Re: Language detection for web content from Martin J. Dürst on 2016-07-12 (public-i18n-its-ig@w3.org from July 2016)

From: Martin J. Dürst <duerst@it.aoyama.ac.jp>
Date: Tue, 12 Jul 2016 19:43:52 +0900
To: Felix Sasaki <fsasaki@w3.org>, Michael Smith <mike@w3.org>
CC: <public-i18n-its-ig@w3.org>
Message-ID: <f67d2373-da62-61c2-3229-aff4d2730bec@it.aoyama.ac.jp>

The languages supported are probably these:

https://github.com/shuyo/language-detection/tree/master/profiles. 
Looking at some of the files, they contain counts for single letters, 
bigramms, and sometimes trigramms. The Korean one is particularly large, 
but the Japanese seems to be using patterns, as the only Kana it 
contains are あ and ア (Hiragana and Katakana a).

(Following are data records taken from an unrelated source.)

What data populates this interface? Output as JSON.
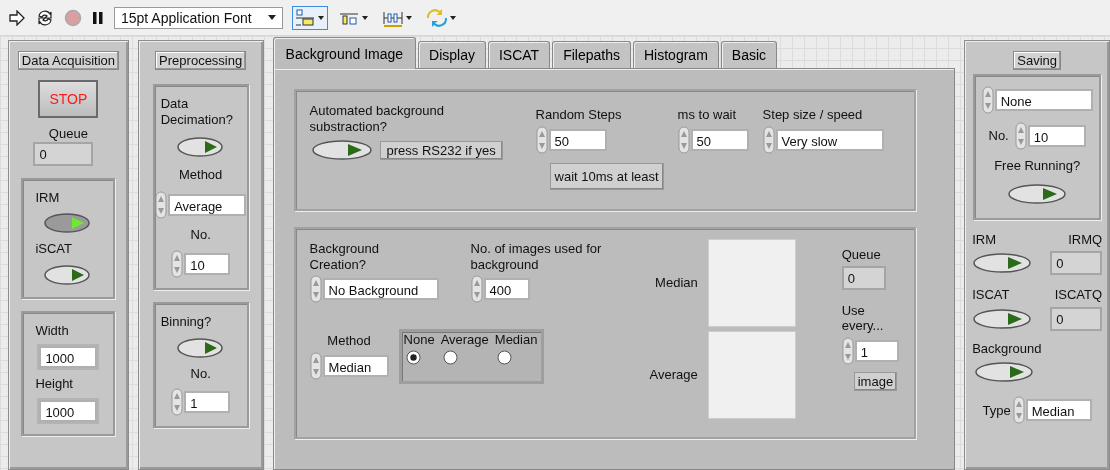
{
  "toolbar": {
    "font": "15pt Application Font"
  },
  "acquisition": {
    "title": "Data Acquisition",
    "stop": "STOP",
    "queue": {
      "label": "Queue",
      "value": "0"
    },
    "toggles": [
      {
        "label": "IRM",
        "on": true
      },
      {
        "label": "iSCAT",
        "on": false
      }
    ],
    "size": [
      {
        "label": "Width",
        "value": "1000"
      },
      {
        "label": "Height",
        "value": "1000"
      }
    ]
  },
  "preprocessing": {
    "title": "Preprocessing",
    "decimation": {
      "label": "Data Decimation?",
      "on": false
    },
    "method": {
      "label": "Method",
      "value": "Average"
    },
    "count": {
      "label": "No.",
      "value": "10"
    },
    "binning": {
      "label": "Binning?",
      "on": false
    },
    "binning_count": {
      "label": "No.",
      "value": "1"
    }
  },
  "tabs": [
    {
      "label": "Background Image",
      "selected": true
    },
    {
      "label": "Display",
      "selected": false
    },
    {
      "label": "ISCAT",
      "selected": false
    },
    {
      "label": "Filepaths",
      "selected": false
    },
    {
      "label": "Histogram",
      "selected": false
    },
    {
      "label": "Basic",
      "selected": false
    }
  ],
  "automation": {
    "label": "Automated background substraction?",
    "on": false,
    "note": "press RS232 if yes",
    "random_steps": {
      "label": "Random Steps",
      "value": "50"
    },
    "ms_to_wait": {
      "label": "ms to wait",
      "value": "50"
    },
    "wait_note": "wait 10ms at least",
    "step_size": {
      "label": "Step size / speed",
      "value": "Very slow"
    }
  },
  "background": {
    "creation": {
      "label": "Background Creation?",
      "value": "No Background"
    },
    "images": {
      "label": "No. of images used for background",
      "value": "400"
    },
    "method": {
      "label": "Method",
      "value": "Median"
    },
    "radio": [
      {
        "label": "None",
        "selected": true
      },
      {
        "label": "Average",
        "selected": false
      },
      {
        "label": "Median",
        "selected": false
      }
    ],
    "displays": [
      {
        "label": "Median"
      },
      {
        "label": "Average"
      }
    ],
    "queue": {
      "label": "Queue",
      "value": "0"
    },
    "use_every": {
      "label": "Use every...",
      "value": "1"
    },
    "unit": "image"
  },
  "saving": {
    "title": "Saving",
    "mode": "None",
    "count": {
      "label": "No.",
      "value": "10"
    },
    "free_running": {
      "label": "Free Running?",
      "on": false
    },
    "queues": [
      {
        "label": "IRM",
        "on": false,
        "queue_label": "IRMQ",
        "value": "0"
      },
      {
        "label": "ISCAT",
        "on": false,
        "queue_label": "ISCATQ",
        "value": "0"
      }
    ],
    "background": {
      "label": "Background",
      "on": false
    },
    "type": {
      "label": "Type",
      "value": "Median"
    }
  }
}
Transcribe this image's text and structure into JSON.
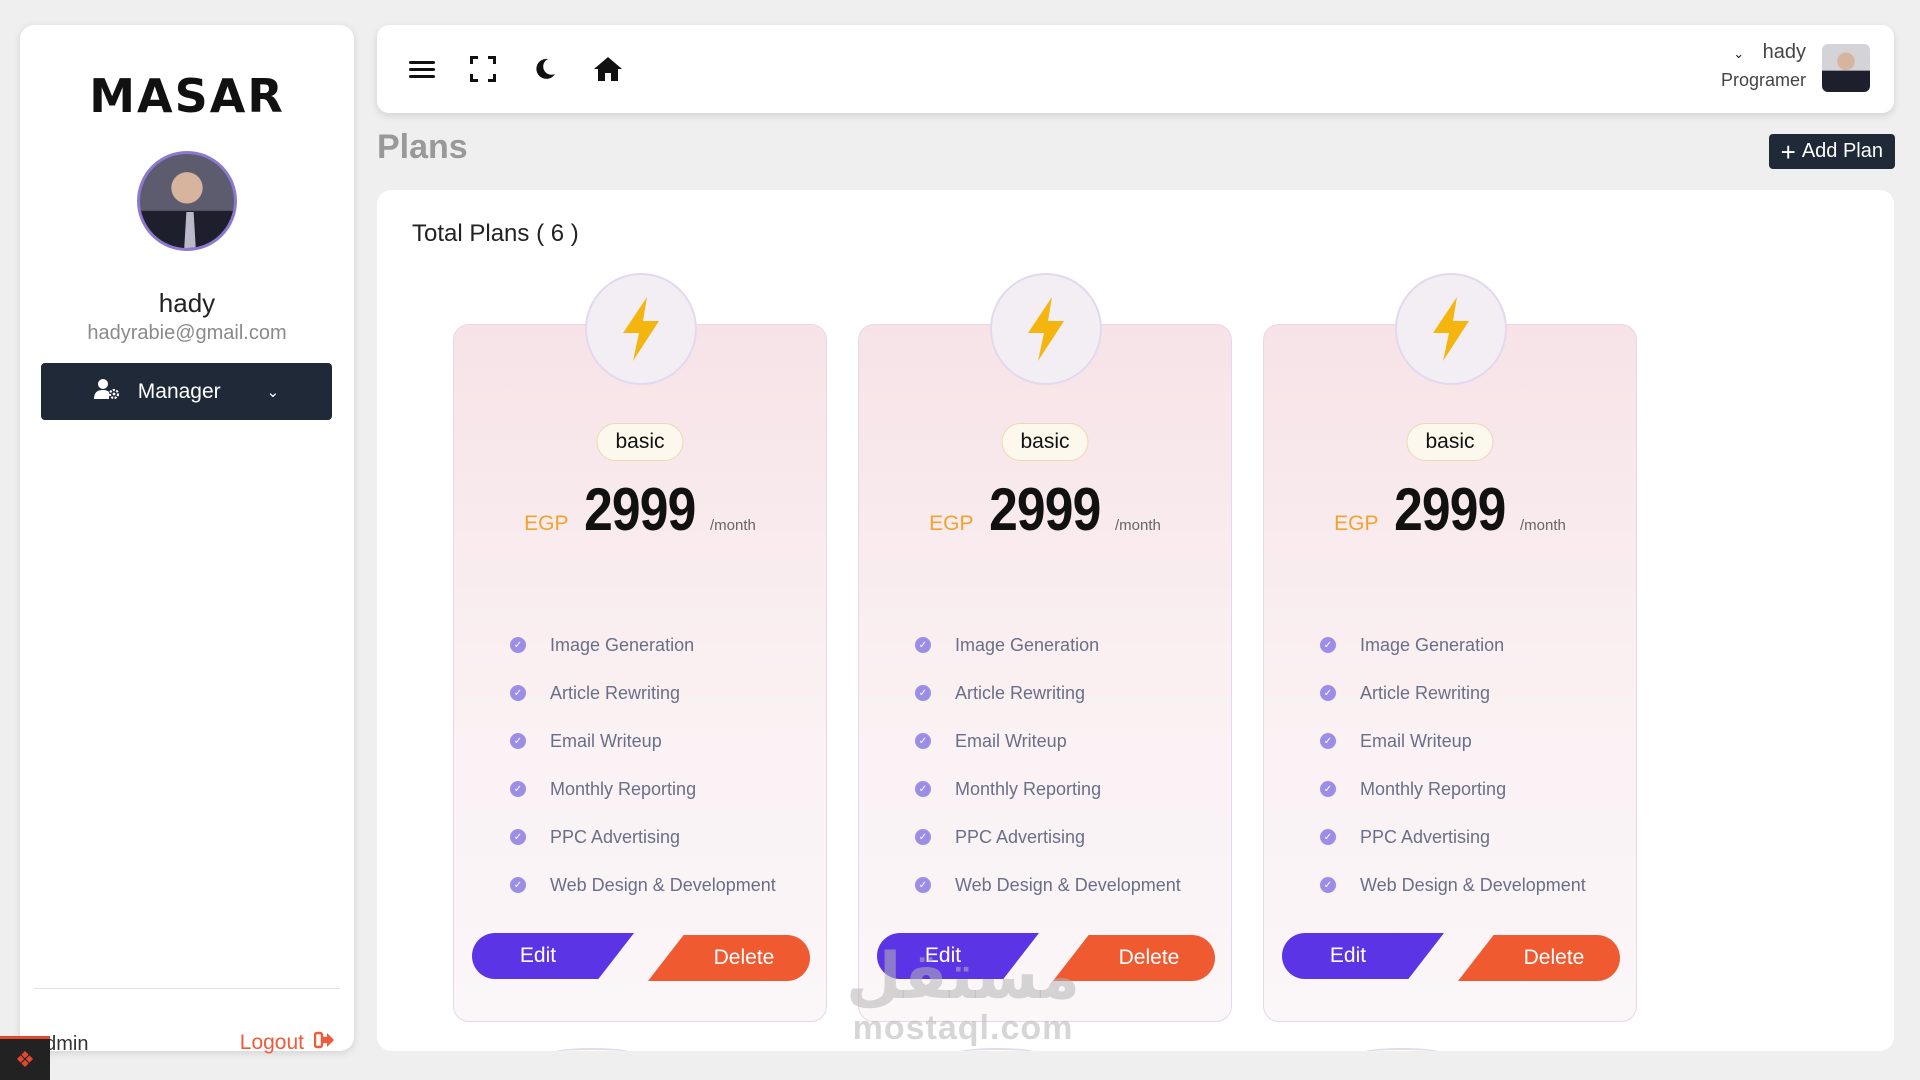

The slide sets linked from the overview page provide quite a bit of 
background.

Another question is what happens with mixed texts.

Regards,   Martin.

On 2016/07/12 18:57, Felix Sasaki wrote:
> Thanks for the positive feedback and the good point about listing the supported languages, Martin. I am putting Mike directly into the loop, maybe he knows what languages are supported. I browsed the underlying library
> https://github.com/shuyo/language-detection <https://github.com/shuyo/language-detection>
> but did not find a list of languages. See also
> https://github.com/shuyo/language-detection/blob/wiki/ProjectHome.md <https://github.com/shuyo/language-detection/blob/wiki/ProjectHome.md>
> and this presentation
> https://github.com/shuyo/language-detection <https://github.com/shuyo/language-detection>
> the github project home page says that 53 languages are supported with 99% precision.
>
> Best,
>
> Felix
>
>> Am 12.07.2016 um 09:00 schrieb Martin J. Dürst <duerst@it.aoyama.ac.jp>:
>>
>> Hello Felix,
>>
>> This is good news. However, for language detection, it's important to know what languages the detector supports. Language detection is very well known for being rather easy (on documents above a certain length) for a given set of languages. However, it's impossible to detect a language that the detector doesn't know. So a list of (currently) supported languages, and maybe a suggestion of how to contribute to additional ones, would be very helpful.
>>
>> Regards,   Martin.
>>
>> On 2016/07/12 15:18, Felix Sasaki wrote:
>>> Hi all,
>>>
>>> thanks to the Mike Smith there is now a language detection feature in the W3C validator. See
>>>
>>> https://validator.w3.org/nu/?doc=https%3A%2F%2Fw3.org&out=json <https://validator.w3.org/nu/?doc=https://w3.org&out=json>
>>> https://validator.w3.org/nu/?doc=https%3A%2F%2Fw3.org&out=xml <https://validator.w3.org/nu/?doc=https://w3.org&out=xml>
>>>
>>> For examples.
>>>
>>> Explanation from Mike:
>>> In the JSON output you should see that the JSON object has a “language” key at the top level, and in the XML you should that the root “messages” object has a “language” child element.
>>> The “language” value is a BCP 47 language tag. If the “language” is absent in the JSON/XML output, that indicates the language could not be determine with enough confidence.
>>>
>>>
>>> Example in curl:
>>> curl -X POST -H "Content-Type: text/html; charset=utf-8" -d 'HTML document here' "https://validator.w3.org/nu/?out=json"
>>>
>>> Output in JSON:
>>>
>>> {
>>>  "messages": [ ... ],
>>>  "language": "en"
>>> }
>>>
>>>
>>> This has a great potential to automatize language processing workflows on the web.
>>>
>>> - Felix
>>>
>
>

Received on Tuesday, 12 July 2016 10:44:34 UTC